Babamın hedefi benim hedefim oluyorken...

'Kabul et gitsin' diyen tarafıma karşılık 'Bu senin hayatın fikirler üret' diyen tarafı susturuyorum.
Farklı fikirler gece yarılarına kadar uzayacak bir konuşmanın başlangıcı oluyordu ve sonunda bu beni yoruyordu.Tercihim,düşünmeden kabullenmekti.
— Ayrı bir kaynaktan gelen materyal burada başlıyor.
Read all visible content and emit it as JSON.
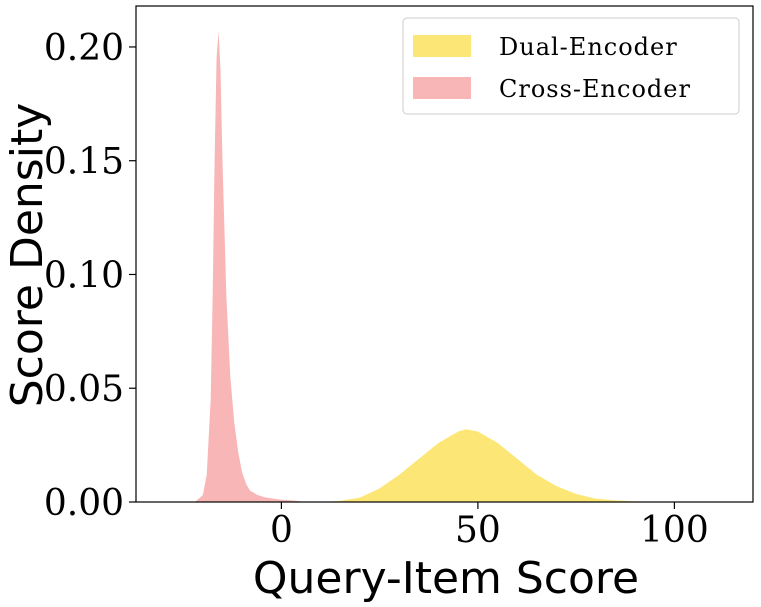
{
  "chart_data": {
    "type": "area",
    "title": "",
    "xlabel": "Query-Item Score",
    "ylabel": "Score Density",
    "xlim": [
      -37,
      120
    ],
    "ylim": [
      0,
      0.218
    ],
    "x_ticks": [
      0,
      50,
      100
    ],
    "x_tick_labels": [
      "0",
      "50",
      "100"
    ],
    "y_ticks": [
      0.0,
      0.05,
      0.1,
      0.15,
      0.2
    ],
    "y_tick_labels": [
      "0.00",
      "0.05",
      "0.10",
      "0.15",
      "0.20"
    ],
    "grid": false,
    "legend_position": "top-right",
    "series": [
      {
        "name": "Dual-Encoder",
        "color": "#fce35e",
        "x": [
          10,
          15,
          20,
          25,
          30,
          35,
          40,
          45,
          47,
          50,
          55,
          60,
          65,
          70,
          75,
          80,
          85,
          90,
          95,
          100,
          105,
          110
        ],
        "y": [
          0.0,
          0.0005,
          0.002,
          0.006,
          0.012,
          0.019,
          0.026,
          0.031,
          0.032,
          0.031,
          0.026,
          0.019,
          0.012,
          0.007,
          0.0035,
          0.0015,
          0.0007,
          0.0003,
          0.0001,
          5e-05,
          0.0,
          0.0
        ]
      },
      {
        "name": "Cross-Encoder",
        "color": "#f7a9a9",
        "x": [
          -22,
          -20,
          -19,
          -18,
          -17.5,
          -17,
          -16.5,
          -16,
          -15.5,
          -15,
          -14,
          -13,
          -12,
          -11,
          -10,
          -9,
          -8,
          -6,
          -4,
          -2,
          0,
          2,
          4,
          6
        ],
        "y": [
          0.0,
          0.003,
          0.012,
          0.045,
          0.09,
          0.15,
          0.195,
          0.207,
          0.19,
          0.15,
          0.09,
          0.055,
          0.035,
          0.022,
          0.013,
          0.008,
          0.005,
          0.003,
          0.002,
          0.0015,
          0.001,
          0.0008,
          0.0005,
          0.0
        ]
      }
    ]
  }
}
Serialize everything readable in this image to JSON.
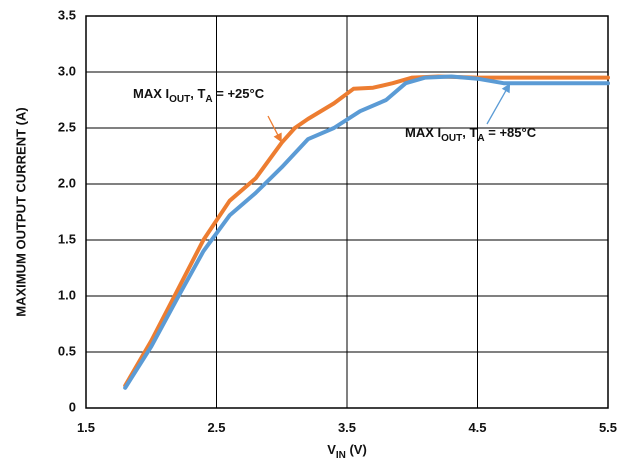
{
  "chart_data": {
    "type": "line",
    "title": "",
    "xlabel": {
      "main": "V",
      "sub": "IN",
      "unit": " (V)"
    },
    "ylabel": "MAXIMUM OUTPUT CURRENT (A)",
    "xlim": [
      1.5,
      5.5
    ],
    "ylim": [
      0,
      3.5
    ],
    "xticks": [
      "1.5",
      "2.5",
      "3.5",
      "4.5",
      "5.5"
    ],
    "yticks": [
      "0",
      "0.5",
      "1.0",
      "1.5",
      "2.0",
      "2.5",
      "3.0",
      "3.5"
    ],
    "grid": true,
    "series": [
      {
        "name": "MAX IOUT, TA = +25°C",
        "color": "#ED7D31",
        "x": [
          1.8,
          2.0,
          2.2,
          2.4,
          2.6,
          2.8,
          3.0,
          3.1,
          3.2,
          3.4,
          3.55,
          3.7,
          3.85,
          4.0,
          4.2,
          4.5,
          5.0,
          5.5
        ],
        "y": [
          0.2,
          0.6,
          1.05,
          1.5,
          1.85,
          2.05,
          2.37,
          2.5,
          2.58,
          2.72,
          2.85,
          2.86,
          2.9,
          2.95,
          2.96,
          2.95,
          2.95,
          2.95
        ]
      },
      {
        "name": "MAX IOUT, TA = +85°C",
        "color": "#5B9BD5",
        "x": [
          1.8,
          2.0,
          2.2,
          2.4,
          2.6,
          2.8,
          3.0,
          3.2,
          3.4,
          3.6,
          3.8,
          3.95,
          4.1,
          4.3,
          4.5,
          4.7,
          5.0,
          5.5
        ],
        "y": [
          0.18,
          0.55,
          0.98,
          1.4,
          1.72,
          1.92,
          2.15,
          2.4,
          2.5,
          2.65,
          2.75,
          2.9,
          2.95,
          2.96,
          2.94,
          2.9,
          2.9,
          2.9
        ]
      }
    ],
    "annotations": [
      {
        "series": 0,
        "text_main": "MAX I",
        "text_sub1": "OUT",
        "text_mid": ", T",
        "text_sub2": "A",
        "text_end": " = +25°C",
        "arrow_to": [
          3.0,
          2.37
        ]
      },
      {
        "series": 1,
        "text_main": "MAX I",
        "text_sub1": "OUT",
        "text_mid": ", T",
        "text_sub2": "A",
        "text_end": " = +85°C",
        "arrow_to": [
          4.75,
          2.9
        ]
      }
    ]
  }
}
"Babamla abime hak veriyorum" dedim usta bir dinleyici edasıyla.

"Konuştukları birçok şeyin bende eksik olduğunu gördüm."
Ne konuştukları hakkında gram fikrim yokken..

Ortak bir fikirde birleşmenin mutluluğu içinde olan annem ve babam toplantı masasına çevirdiğimiz mutfak masasından ihaleyi alan işadamların mutluluğuyla kalktılar.Benden umutlu görünüyorlardı.
Abimle baş başa kaldık.

İzmir'in güneşinin çokça gördüğü yüzü esmer rengine bürünmüş,gözlük taktığı içinse gözaltlarına dokunamamıştı güneşin yakıcılığı.Babam tarafındaki genlerden gelen masmavi gözlere sahipti. Pürüzsüz kemikli bir burnuyla birçok kızın hayalini süslerken benim için acı gerçeklerin sahibi olmaktan öteye gidememişti

"Bırak artık şu filmleri.Sürekli yalan söyleyip duruyorum babama "diyen işbirlikçi ağbime karşılık gözlerimi kıstım.

"Avukat bey,zamanında kütüphaneye çalışmaya gidiyorum deyip gittiğiniz cafelerin ismini iyi saklamıştım."

Abimin tehditkar hale gelen sesiyle irkildim.
"Sen üniversite sınavında tökezle,seni ben bile kurtaramam."

Bizim asıl meselemiz de bu.Üniversite sınavı...12 yıllık eğitim hayatımın son aşaması.Akrabalara verilecek hesaplarla dolu bir yıl..Ya tüm yılım isteğim gibi sonuçlanacaktı ya da...Diğeri hiç düşünmek istemediğim bir ihtimaldi.

Bir avukatın yanında stajını yapan ağbimin bu süreci nasıl atlattığını ne yazık ki çok iyi hatırlıyordum.18 yaşına basan bedenimle orantılı büyüyen aklım herşeyin farkındaydı.Sıra bendeydi.Ve ben babamın gururunu okşatacak ikinci ve son çocuğuydum.Bundan başka bir ihtimal de yoktu.

"Eğer başaramazsam evden kaçarım"dedim,işbirlikçi ağbime.

"İyi olur.En azından yalan söylemek zorunda kalmam."

Bu kadar duygusuz olması karşısında pes ederek ihaleyi kaybetmiş işadamı hüznüyle ayrıldım mutfaktan.En çok da yardıma ihtiyacım olduğu anda yalnız olduğum gerçeği yüzümden akan gözyaşlarını arttırıyordu.
İçimden geçenler çokça farklıydı.Hayatımın yönünü değiştirecek birşeylerin olması dileğiyle hayal dünyamın  kapılarını çoktan açmıştım.